Gabriel Attal en pole position pour la présidentielle, grâce à un vote des militants de Renaissance.
Les militants de Renaissance tranchent sur la désignation de leur candidat à la présidentielle

Une nouvelle étape pour Gabriel Attal : les militants de Renaissance ont majoritairement choisi que le candidat à la présidentielle soit désigné par le Conseil national, suivi d'un vote des adhérents, comme l'a rapporté le mouvement lundi dernier.

Jean-Marc Borello et Bariza Khiari, deux figures emblématiques du parti macroniste, ont présenté au bureau exécutif leurs conclusions concernant le processus de sélection du candidat.

Après deux mois de consultations, il a été établi que 70% des militants étaient en faveur d'une désignation par le Conseil national, tandis que 15% ont opté pour une primaire interne et 15% pour une primaire ouverte.

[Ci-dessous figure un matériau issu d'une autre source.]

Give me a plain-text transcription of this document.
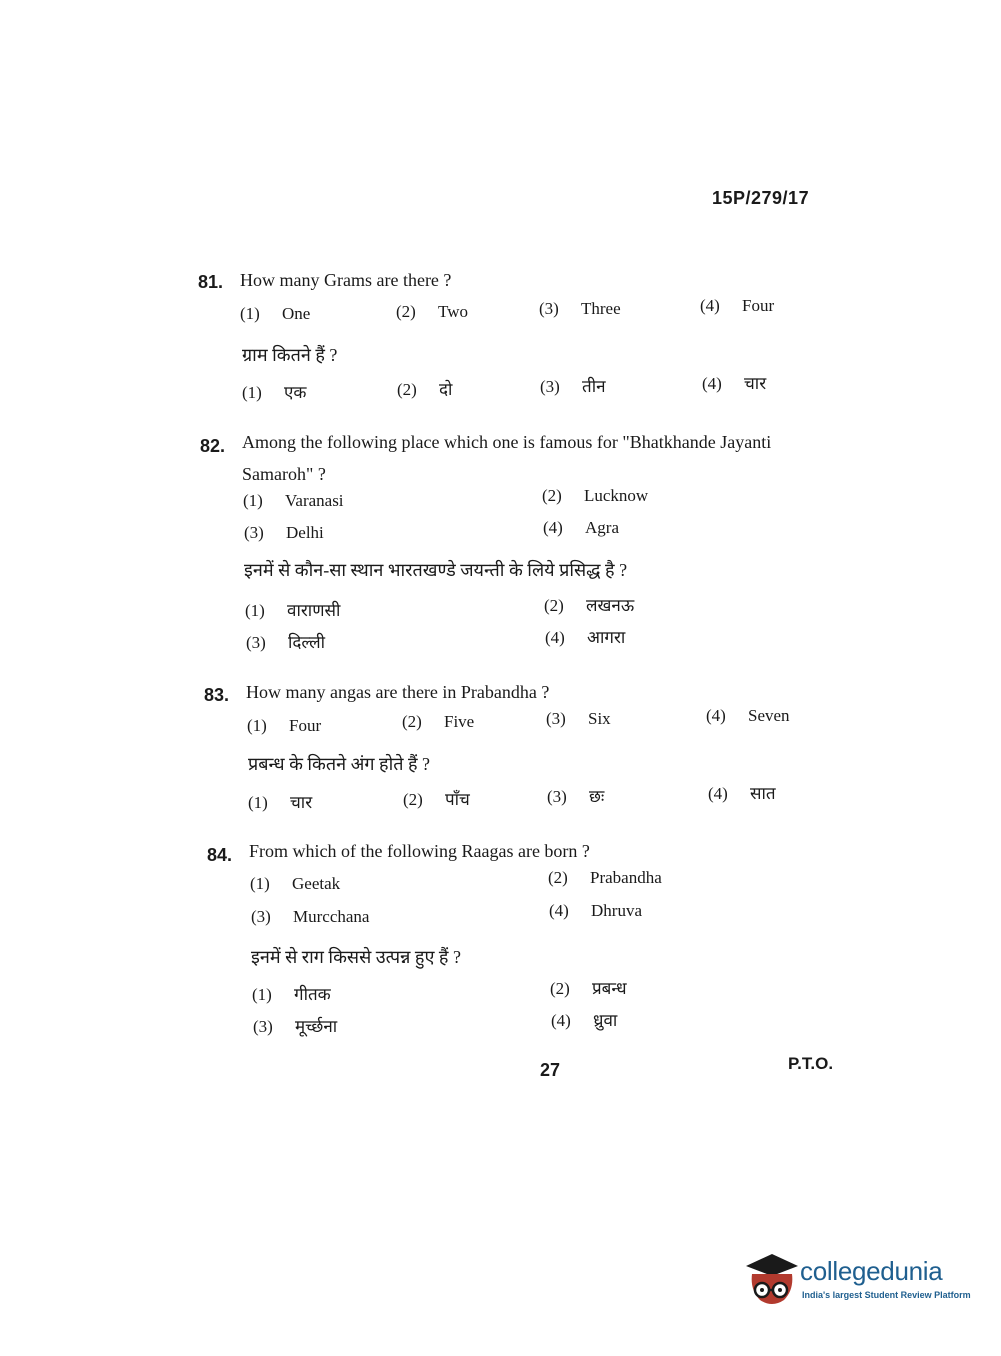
15P/279/17
81. How many Grams are there ?
(1) One	(2) Two	(3) Three	(4) Four
ग्राम कितने हैं ?
(1) एक	(2) दो	(3) तीन	(4) चार
82. Among the following place which one is famous for "Bhatkhande Jayanti Samaroh" ?
(1) Varanasi	(2) Lucknow
(3) Delhi	(4) Agra
इनमें से कौन-सा स्थान भारतखण्डे जयन्ती के लिये प्रसिद्ध है ?
(1) वाराणसी	(2) लखनऊ
(3) दिल्ली	(4) आगरा
83. How many angas are there in Prabandha ?
(1) Four	(2) Five	(3) Six	(4) Seven
प्रबन्ध के कितने अंग होते हैं ?
(1) चार	(2) पाँच	(3) छः	(4) सात
84. From which of the following Raagas are born ?
(1) Geetak	(2) Prabandha
(3) Murcchana	(4) Dhruva
इनमें से राग किससे उत्पन्न हुए हैं ?
(1) गीतक	(2) प्रबन्ध
(3) मूर्च्छना	(4) ध्रुवा
27	P.T.O.
collegedunia
India's largest Student Review Platform
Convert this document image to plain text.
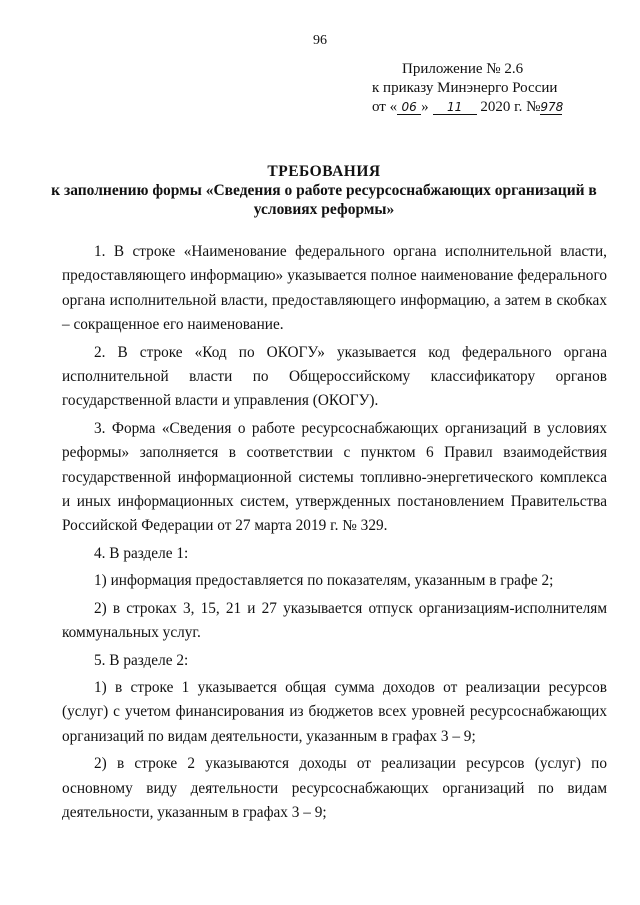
96
Приложение № 2.6
к приказу Минэнерго России
от « 06 » 11 2020 г. №978
ТРЕБОВАНИЯ
к заполнению формы «Сведения о работе ресурсоснабжающих организаций в условиях реформы»

1. В строке «Наименование федерального органа исполнительной власти, предоставляющего информацию» указывается полное наименование федерального органа исполнительной власти, предоставляющего информацию, а затем в скобках – сокращенное его наименование.

2. В строке «Код по ОКОГУ» указывается код федерального органа исполнительной власти по Общероссийскому классификатору органов государственной власти и управления (ОКОГУ).

3. Форма «Сведения о работе ресурсоснабжающих организаций в условиях реформы» заполняется в соответствии с пунктом 6 Правил взаимодействия государственной информационной системы топливно-энергетического комплекса и иных информационных систем, утвержденных постановлением Правительства Российской Федерации от 27 марта 2019 г. № 329.

4. В разделе 1:

1) информация предоставляется по показателям, указанным в графе 2;

2) в строках 3, 15, 21 и 27 указывается отпуск организациям-исполнителям коммунальных услуг.

5. В разделе 2:

1) в строке 1 указывается общая сумма доходов от реализации ресурсов (услуг) с учетом финансирования из бюджетов всех уровней ресурсоснабжающих организаций по видам деятельности, указанным в графах 3 – 9;

2) в строке 2 указываются доходы от реализации ресурсов (услуг) по основному виду деятельности ресурсоснабжающих организаций по видам деятельности, указанным в графах 3 – 9;
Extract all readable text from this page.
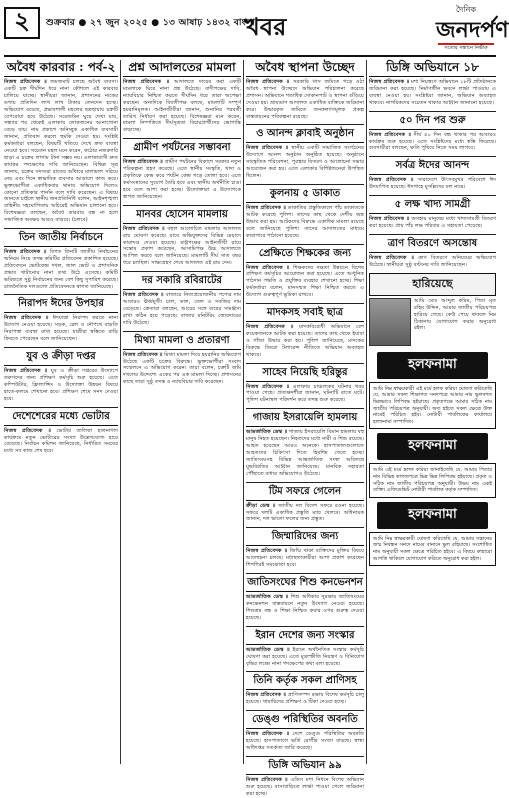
২	শুক্রবার ● ২৭ জুন ২০২৫ ● ১৩ আষাঢ় ১৪৩২ বাংলা
খবর
দৈনিক
জনদর্পণ
সত্যের সন্ধানে নির্ভীক
অবৈধ কারবার : পর্ব-২
নিজস্ব প্রতিবেদক ॥ জমজমাট চলছে অবৈধ ব্যবসা। একটি চক্র দীর্ঘদিন ধরে নানা কৌশলে এই কারবার চালিয়ে যাচ্ছে। স্থানীয়রা জানান, প্রশাসনের নাকের ডগায় প্রতিদিন লাখ লাখ টাকার লেনদেন হচ্ছে। অভিযোগ রয়েছে, প্রভাবশালী মহলের ছত্রছায়ায় চক্রটি বেপরোয়া হয়ে উঠেছে। সরেজমিন ঘুরে দেখা যায়, সন্ধ্যার পর থেকেই এলাকায় লোকজনের আনাগোনা বেড়ে যায়। নাম প্রকাশে অনিচ্ছুক একাধিক ব্যবসায়ী জানান, প্রতিবাদ করলে হুমকি দেওয়া হয়। সংশ্লিষ্ট কর্মকর্তারা বলছেন, বিষয়টি খতিয়ে দেখে দ্রুত ব্যবস্থা নেওয়া হবে। সচেতন মহল মনে করেন, কঠোর নজরদারি ছাড়া এ চক্রের লাগাম টানা সম্ভব নয়। এলাকাবাসী দ্রুত কার্যকর পদক্ষেপের দাবি জানিয়েছেন। বিভিন্ন সূত্র জানায়, চক্রের সদস্যরা রাতের আঁধারে মালামাল সরিয়ে নেয় এবং দিনে স্বাভাবিক ব্যবসার আড়ালে কাজ করে। ভুক্তভোগীরা একাধিকবার থানায় অভিযোগ দিলেও কোনো প্রতিকার পাননি বলে দাবি করেছেন। এ বিষয়ে জানতে চাইলে স্থানীয় জনপ্রতিনিধি বলেন, আইনশৃঙ্খলা বাহিনীর সহযোগিতায় অচিরেই অভিযান চালানো হবে। বিশেষজ্ঞরা বলছেন, অবৈধ কারবার বন্ধ না হলে সামাজিক অবক্ষয় আরও বাড়বে। (চলবে)
তিন জাতীয় নির্বাচনে
নিজস্ব প্রতিবেদক ॥ বিগত তিনটি জাতীয় নির্বাচনের অনিয়ম নিয়ে তদন্ত কমিটির প্রতিবেদন প্রকাশিত হয়েছে। প্রতিবেদনে ভোটকেন্দ্র দখল, জাল ভোট ও প্রশাসনিক প্রভাব খাটানোর নানা তথ্য উঠে এসেছে। কমিটি ভবিষ্যতে সুষ্ঠু নির্বাচনের জন্য বেশ কিছু সুপারিশ করেছে। রাজনৈতিক দলগুলো প্রতিবেদনকে স্বাগত জানিয়েছে।
নিরাপদ ঈদের উপহার
নিজস্ব প্রতিবেদক ॥ ঈদযাত্রা নিরাপদ করতে নানা উদ্যোগ নেওয়া হয়েছে। সড়ক, রেল ও নৌপথে বাড়তি নিরাপত্তা ব্যবস্থা রাখা হয়েছে। যাত্রীরা স্বস্তিতে বাড়ি ফিরতে পেরেছেন বলে জানিয়েছেন।
যুব ও ক্রীড়া দপ্তর
নিজস্ব প্রতিবেদক ॥ যুব ও ক্রীড়া দপ্তরের উদ্যোগে তরুণদের জন্য প্রশিক্ষণ কর্মসূচি শুরু হয়েছে। এতে কম্পিউটার, ফ্রিল্যান্সিং ও উদ্যোক্তা উন্নয়ন বিষয়ে হাতে-কলমে শেখানো হবে। প্রশিক্ষণ শেষে সনদ দেওয়া হবে।
দেশেশেরের মধ্যে ভোটার
নিজস্ব প্রতিবেদক ॥ ভোটার তালিকা হালনাগাদ কার্যক্রমে নতুন ভোটারের সংখ্যা উল্লেখযোগ্য হারে বেড়েছে। নির্বাচন কমিশন জানিয়েছে, নির্ধারিত সময়ের মধ্যে সব কাজ শেষ হবে।
প্রশ্ন আদালতের মামলা
নিজস্ব প্রতিবেদক ॥ আদালতে দায়ের করা একটি মামলাকে ঘিরে নানা প্রশ্ন উঠেছে। বাদীপক্ষের দাবি, ন্যায়বিচার নিশ্চিত করতে দীর্ঘদিন ধরে তারা অপেক্ষা করছেন। অন্যদিকে বিবাদীপক্ষ বলছে, মামলাটি সম্পূর্ণ হয়রানিমূলক। আইনজীবীরা জানান, শুনানির পরবর্তী তারিখ নির্ধারণ করা হয়েছে। বিশেষজ্ঞরা মনে করেন, মামলা নিষ্পত্তিতে দীর্ঘসূত্রতা বিচারপ্রার্থীদের ভোগান্তি বাড়াচ্ছে।
গ্রামীণ পর্যটনের সম্ভাবনা
নিজস্ব প্রতিবেদক ॥ গ্রামীণ পর্যটনের বিকাশে সরকার নতুন পরিকল্পনা গ্রহণ করেছে। এতে স্থানীয় সংস্কৃতি, খাদ্য ও প্রকৃতিকে কেন্দ্র করে পর্যটন কেন্দ্র গড়ে তোলা হবে। এতে কর্মসংস্থানের সুযোগ তৈরি হবে এবং স্থানীয় অর্থনীতি চাঙা হবে বলে আশা করা হচ্ছে। উদ্যোক্তারা এ উদ্যোগকে স্বাগত জানিয়েছেন।
মানবর হোসেন মামলায়
নিজস্ব প্রতিবেদক ॥ বহুল আলোচিত মামলায় আদালত রায় ঘোষণা করেছে। রায়ে অভিযুক্তদের বিভিন্ন মেয়াদে কারাদণ্ড দেওয়া হয়েছে। রাষ্ট্রপক্ষের আইনজীবী রায়ে সন্তোষ প্রকাশ করেছেন, আসামিপক্ষ উচ্চ আদালতে আপিল করবে বলে জানিয়েছে। মামলাটি দীর্ঘ সাত বছর ধরে চলছিল। সাক্ষ্যগ্রহণ শেষে আদালত এই রায় দেন।
দর সকারি রবিরাটের
নিজস্ব প্রতিবেদক ॥ বাজারে নিত্যপ্রয়োজনীয় পণ্যের দাম আবারও ঊর্ধ্বমুখী। চাল, ডাল, তেল ও সবজির দাম বেড়েছে। ক্রেতারা বলছেন, আয়ের সঙ্গে ব্যয়ের সামঞ্জস্য রাখা কঠিন হয়ে পড়েছে। বাজার মনিটরিং জোরদারের দাবি উঠেছে।
মিথ্যা মামলা ও প্রতারণা
নিজস্ব প্রতিবেদক ॥ মিথ্যা মামলা দিয়ে হয়রানির অভিযোগ উঠেছে একটি চক্রের বিরুদ্ধে। ভুক্তভোগীরা সংবাদ সম্মেলনে এ অভিযোগ করেন। তারা বলেন, চক্রটি জমি দখলের উদ্দেশ্যে একের পর এক মামলা দিচ্ছে। প্রশাসনের কাছে তারা সুষ্ঠু তদন্ত ও ন্যায়বিচার দাবি করেছেন।
অবৈধ স্থাপনা উচ্ছেদ
নিজস্ব প্রতিবেদক ॥ সরকারি খাস জমিতে গড়ে ওঠা অবৈধ স্থাপনা উচ্ছেদে অভিযান পরিচালনা করেছে প্রশাসন। অভিযানে শতাধিক দোকানপাট ও স্থাপনা গুঁড়িয়ে দেওয়া হয়। ভ্রাম্যমাণ আদালত একাধিক ব্যক্তিকে জরিমানা করে। উদ্ধারকৃত জমিতে জনকল্যাণমূলক প্রকল্প বাস্তবায়নের পরিকল্পনা রয়েছে।
ও আনন্দ ক্লাবাই অনুষ্ঠান
নিজস্ব প্রতিবেদক ॥ স্থানীয় একটি সামাজিক সংগঠনের উদ্যোগে আনন্দ অনুষ্ঠান অনুষ্ঠিত হয়েছে। অনুষ্ঠানে সাংস্কৃতিক পরিবেশনা, পুরস্কার বিতরণ ও আলোচনা সভার আয়োজন করা হয়। এতে এলাকার বিশিষ্টজনেরা উপস্থিত ছিলেন।
কুলনায় ৫ ডাকাত
নিজস্ব প্রতিবেদক ॥ ডাকাতির প্রস্তুতিকালে পাঁচ ডাকাতকে আটক করেছে পুলিশ। তাদের কাছ থেকে দেশীয় অস্ত্র উদ্ধার করা হয়। আটকদের বিরুদ্ধে একাধিক মামলা রয়েছে বলে জানিয়েছে পুলিশ। তাদের আদালতের মাধ্যমে কারাগারে পাঠানো হয়েছে।
প্রেক্ষিতে শিক্ষকের জন্য
নিজস্ব প্রতিবেদক ॥ শিক্ষকদের দক্ষতা উন্নয়নে বিশেষ প্রশিক্ষণ কর্মসূচির আয়োজন করা হয়েছে। এতে আধুনিক পাঠদান পদ্ধতি ও প্রযুক্তির ব্যবহার শেখানো হচ্ছে। শিক্ষা কর্মকর্তারা বলেন, মানসম্মত শিক্ষা নিশ্চিত করতে এ উদ্যোগ গুরুত্বপূর্ণ ভূমিকা রাখবে।
মাদকসহ সবাই ছাত্র
নিজস্ব প্রতিবেদক ॥ মাদকবিরোধী অভিযানে বেশ কয়েকজনকে আটক করা হয়েছে। তাদের কাছ থেকে ইয়াবা ও গাঁজা উদ্ধার করা হয়। পুলিশ জানিয়েছে, মাদকের বিরুদ্ধে জিরো টলারেন্স নীতিতে অভিযান অব্যাহত থাকবে।
সাহেব নিয়েছি হরিন্তুর
নিজস্ব প্রতিবেদক ॥ এলাকায় চাঞ্চল্যকর ঘটনার খবর পাওয়া গেছে। প্রত্যক্ষদর্শীরা জানান, ঘটনাটি রাতে ঘটে। পুলিশ ঘটনাস্থল পরিদর্শন করে তদন্ত শুরু করেছে।
গাজায় ইসরায়েলি হামলায়
আন্তর্জাতিক ডেস্ক ॥ গাজায় ইসরায়েলি বিমান হামলায় বহু মানুষ নিহত হয়েছেন। নিহতদের মধ্যে নারী ও শিশু রয়েছে। আহত হয়েছেন আরও অনেকে। হাসপাতালগুলোতে আহতদের চিকিৎসা দিতে হিমশিম খেতে হচ্ছে। জাতিসংঘসহ বিভিন্ন আন্তর্জাতিক সংস্থা অবিলম্বে যুদ্ধবিরতির আহ্বান জানিয়েছে। মানবিক সহায়তা পৌঁছাতে বাধার অভিযোগও উঠেছে।
টিম সফরে গেলেন
ক্রীড়া ডেস্ক ॥ জাতীয় দল বিদেশ সফরে রওনা হয়েছে। সফরে দলটি একাধিক প্রস্তুতি ম্যাচ খেলবে। অধিনায়ক জানান, দল ভালো ফলের জন্য প্রস্তুত।
জিম্মারিদের জন্য
নিজস্ব প্রতিবেদক ॥ জিম্মি থাকা ব্যক্তিদের মুক্তির বিষয়ে আলোচনা চলছে। মধ্যস্থতাকারীরা আশা প্রকাশ করেছেন শিগগিরই সমঝোতা হবে।
জাতিসংঘের শিশু কনভেনশন
আন্তর্জাতিক ডেস্ক ॥ শিশু অধিকার সুরক্ষায় জাতিসংঘের কনভেনশন বাস্তবায়নে নতুন উদ্যোগ নেওয়া হয়েছে। শিশুশ্রম বন্ধ ও শিক্ষা নিশ্চিত করার ওপর গুরুত্ব দেওয়া হয়েছে।
ইরান দেশের জন্য সংস্কার
আন্তর্জাতিক ডেস্ক ॥ ইরানে অর্থনৈতিক সংস্কার কর্মসূচি ঘোষণা করা হয়েছে। এতে মুদ্রাস্ফীতি নিয়ন্ত্রণ ও বিনিয়োগ বৃদ্ধির লক্ষ্যে নানা পদক্ষেপের কথা বলা হয়েছে।
তিনি কর্তৃক সকল প্রাণিসহ
নিজস্ব প্রতিবেদক ॥ প্রাণিসম্পদ রক্ষায় বিশেষ কর্মসূচি চালু হয়েছে। খামারিদের প্রশিক্ষণ ও টিকা দেওয়া হচ্ছে।
ডেঙ্গু পরিস্থিতির অবনতি
নিজস্ব প্রতিবেদক ॥ দেশে ডেঙ্গু পরিস্থিতির অবনতি হয়েছে। হাসপাতালে ভর্তি রোগীর সংখ্যা বাড়ছে। স্বাস্থ্য অধিদপ্তর সতর্কতা জারি করেছে।
ডিঙ্গি অভিযান ৯৯
নিজস্ব প্রতিবেদক ॥ এডিস মশা নিধনে বিশেষ অভিযান শুরু হয়েছে। বাসাবাড়িতে লার্ভা পাওয়া গেলে জরিমানা করা হচ্ছে।
ডিঙ্গি অভিযানে ১৮
নিজস্ব প্রতিবেদক ॥ মশা নিয়ন্ত্রণে অভিযানে ১৮টি প্রতিষ্ঠানকে জরিমানা করা হয়েছে। নির্মাণাধীন ভবনে লার্ভা পাওয়ায় এ ব্যবস্থা নেওয়া হয়। সংশ্লিষ্টরা জানান, অভিযান অব্যাহত থাকবে। নাগরিকদের সচেতন থাকার আহ্বান জানানো হয়েছে।
৫০ দিন পর শুরু
নিজস্ব প্রতিবেদক ॥ দীর্ঘ ৫০ দিন বন্ধ থাকার পর আবারও কার্যক্রম শুরু হয়েছে। এতে সংশ্লিষ্টদের মধ্যে স্বস্তি ফিরেছে। ব্যবসায়ীরা বলছেন, ক্ষতি পুষিয়ে নিতে সময় লাগবে।
সর্বত্র ঈদের আনন্দ
নিজস্ব প্রতিবেদক ॥ সারাদেশে উৎসবমুখর পরিবেশে ঈদ উদযাপিত হয়েছে। ঈদগাহে মুসল্লিদের ঢল নামে।
৫ লক্ষ খাদ্য সামগ্রী
নিজস্ব প্রতিবেদক ॥ অসহায় মানুষের মধ্যে খাদ্যসামগ্রী বিতরণ করা হয়েছে। প্রায় পাঁচ লক্ষ পরিবার এ সহায়তা পেয়েছে।
ত্রাণ বিতরণে অসন্তোষ
নিজস্ব প্রতিবেদক ॥ ত্রাণ বিতরণে অনিয়মের অভিযোগ উঠেছে। স্থানীয়রা সুষ্ঠু বণ্টনের দাবি জানিয়েছেন।
হারিয়েছে
আমি মোঃ আব্দুল করিম, পিতা মৃত রহিম উদ্দিন, আমার জাতীয় পরিচয়পত্র হারিয়ে গেছে। কেউ পেয়ে থাকলে নিম্ন ঠিকানায় যোগাযোগ করার অনুরোধ রইল।
হলফনামা
আমি নিম্ন স্বাক্ষরকারী এই মর্মে হলফ করিয়া ঘোষণা করিতেছি যে, আমার সকল শিক্ষাগত সনদপত্রে আমার নাম ভুলবশত ভিন্নভাবে লিপিবদ্ধ হইয়াছে। প্রকৃতপক্ষে আমার সঠিক নাম জাতীয় পরিচয়পত্র অনুযায়ী। অদ্য হইতে সকল ক্ষেত্রে উক্ত নামেই পরিচিত হইব। নোটারী পাবলিকের কার্যালয়ে হলফনামা সম্পাদিত।
হলফনামা
আমি এই মর্মে হলফ করিয়া জানাইতেছি যে, আমার পিতার নাম বিভিন্ন কাগজপত্রে ভিন্ন ভিন্ন লিপিবদ্ধ হইয়াছে। প্রকৃত ও সঠিক নাম জাতীয় পরিচয়পত্র অনুযায়ী। উভয় নাম একই ব্যক্তি। এফিডেভিট নোটারী পাবলিক কর্তৃক সম্পাদিত।
হলফনামা
আমি নিম্ন স্বাক্ষরকারী ঘোষণা করিতেছি যে, আমার সন্তানের জন্ম নিবন্ধন সনদে নামের বানানে ভুল রহিয়াছে। সংশোধিত নাম অনুযায়ী সকল ক্ষেত্রে পরিচিত হইবে। এ বিষয়ে কাহারো আপত্তি থাকিলে যোগাযোগ করিতে অনুরোধ করা হইল।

Le bureau exécutif, réuni ce lundi, a décidé d'élaborer deux propositions pour le Conseil national : nommer Gabriel Attal comme candidat, s'il souhaite se présenter, ou organiser une primaire interne, bien que cette dernière ne bénéficie que d’un soutien minoritaire au sein des adhérents.

Le Conseil national se réunira le 12 mai pour prendre sa décision. Si le choix se porte sur Attal, un vote des membres à jour de cotisation sera organisé dans les dix jours suivant cette décision.

Élisabeth Borne, présidente du Conseil national, n'était pas présente lors de cette réunion. Elle avait précédemment montré des signes de distance vis-à-vis de Gabriel Attal, dont la candidature semble se dessiner clairement.

Aurore Bergé, ministre, a représenté la présidente de l'Assemblée nationale, Yaël Braun-Pivet, lors de ce bureau exécutif. Attal n’a pas encore officiellement déclaré sa candidature, mais il multiplie les signes d'une préparation active, ayant récemment publié un livre et participé à plusieurs événements publics en vue d'un grand rassemblement prévu le 30 mai.

Dans son ouvrage intitulé "En homme libre" (Editions de l'Observatoire), l’ancien Premier ministre évoque la dissolution de l’Assemblée par Emmanuel Macron qu'il a vécue en 2024, la qualifiant de "l'une des décisions politiques les plus funestes de la Ve République".

Depuis, le député des Hauts-de-Seine a pris en main le parti Renaissance ainsi que le groupe parlementaire, tout en s'orientant vers son ambition présidentielle sans véritable concurrence interne.